Chest Wall Injury: In Geriatric Trauma and Emergency Care



Fig. 27.1
Bedside scoreboard for tracking PIC score (pain, inspiration, cough) for patients with rib fractures (Courtesy of WellSpan York Hospital, York, PA)




Oral Pain Medications


Oral narcotics are generally reserved for patients with minimal rib fractures who may be managed as outpatients. Patients on intravenous or regional medications may be transitioned to oral agents several days after injury in anticipation of discharge. Nonsteroidal anti-inflammatory drugs may be given in concert with narcotics to reduce the opioid need, although there are no studies specific to rib fracture pain management. NSAID use is limited by bleeding concerns and potential renal toxicity, so it should be avoided in trauma patients with significant early bleeding risk, such as ongoing hemothorax or solid organ injury, and in those with renal insufficiency.

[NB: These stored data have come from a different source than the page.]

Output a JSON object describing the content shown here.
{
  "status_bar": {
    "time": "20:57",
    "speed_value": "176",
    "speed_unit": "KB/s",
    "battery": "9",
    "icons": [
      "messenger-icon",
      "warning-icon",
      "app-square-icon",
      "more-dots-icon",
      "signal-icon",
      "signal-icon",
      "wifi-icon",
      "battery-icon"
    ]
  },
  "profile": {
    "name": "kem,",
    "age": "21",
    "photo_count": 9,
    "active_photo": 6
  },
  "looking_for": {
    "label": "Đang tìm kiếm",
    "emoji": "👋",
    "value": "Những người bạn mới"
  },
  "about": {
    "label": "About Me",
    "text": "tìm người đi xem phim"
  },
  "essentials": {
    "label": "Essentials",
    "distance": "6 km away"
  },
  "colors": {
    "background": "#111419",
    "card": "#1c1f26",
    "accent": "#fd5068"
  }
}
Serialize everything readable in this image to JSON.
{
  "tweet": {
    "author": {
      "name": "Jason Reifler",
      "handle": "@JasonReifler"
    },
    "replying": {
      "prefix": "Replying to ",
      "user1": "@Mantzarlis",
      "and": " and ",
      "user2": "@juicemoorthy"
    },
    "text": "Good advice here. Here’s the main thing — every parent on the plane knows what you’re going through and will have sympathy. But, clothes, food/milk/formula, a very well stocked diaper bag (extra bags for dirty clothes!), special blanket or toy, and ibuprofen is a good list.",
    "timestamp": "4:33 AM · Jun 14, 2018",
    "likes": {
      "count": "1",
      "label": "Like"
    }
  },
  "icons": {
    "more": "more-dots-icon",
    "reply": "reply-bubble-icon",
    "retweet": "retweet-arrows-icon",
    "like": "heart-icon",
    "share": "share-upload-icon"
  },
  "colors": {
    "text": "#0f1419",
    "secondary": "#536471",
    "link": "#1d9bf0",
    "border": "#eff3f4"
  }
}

A recent case series of intravenous ibuprofen use in patients with rib fractures demonstrated a reduction in the narcotic need [19]. Routine acetaminophen and gabapentin have also been used to augment a multimodal approach to pain management in these patients.


Intravenous Narcotics


Intravenous narcotics are usually the first method of pain control employed for patients with multiple rib fractures. This route of administration is preferred over subcutaneous or intramuscular injection, as the onset of action is more rapid and more predictable. Patients must be closely monitored for excessive sedation or depression of respiratory drive, especially among the elderly. Patient-controlled analgesia is a good option for patients who are alert as they can control the delivery of the medication, which may provide a more timely response and diminish excessive sedation. Excessive sedation of elderly patients is associated with a significant increased risk of aspiration, which can further compromise pulmonary function. Thus, for patients who are particularly sensitive to narcotics, regional analgesia regimen should be considered.


Regional Anesthetics


There are several approaches to the administration of regional anesthetics/narcotics. These include continuous epidural infusion of local anesthetics and/or narcotics, paravertebral or intrapleural infusion of local anesthetic, intermittent intercostal nerve blocks, and continuous local anesthetic infusion in the subcutaneous space following thoracotomy.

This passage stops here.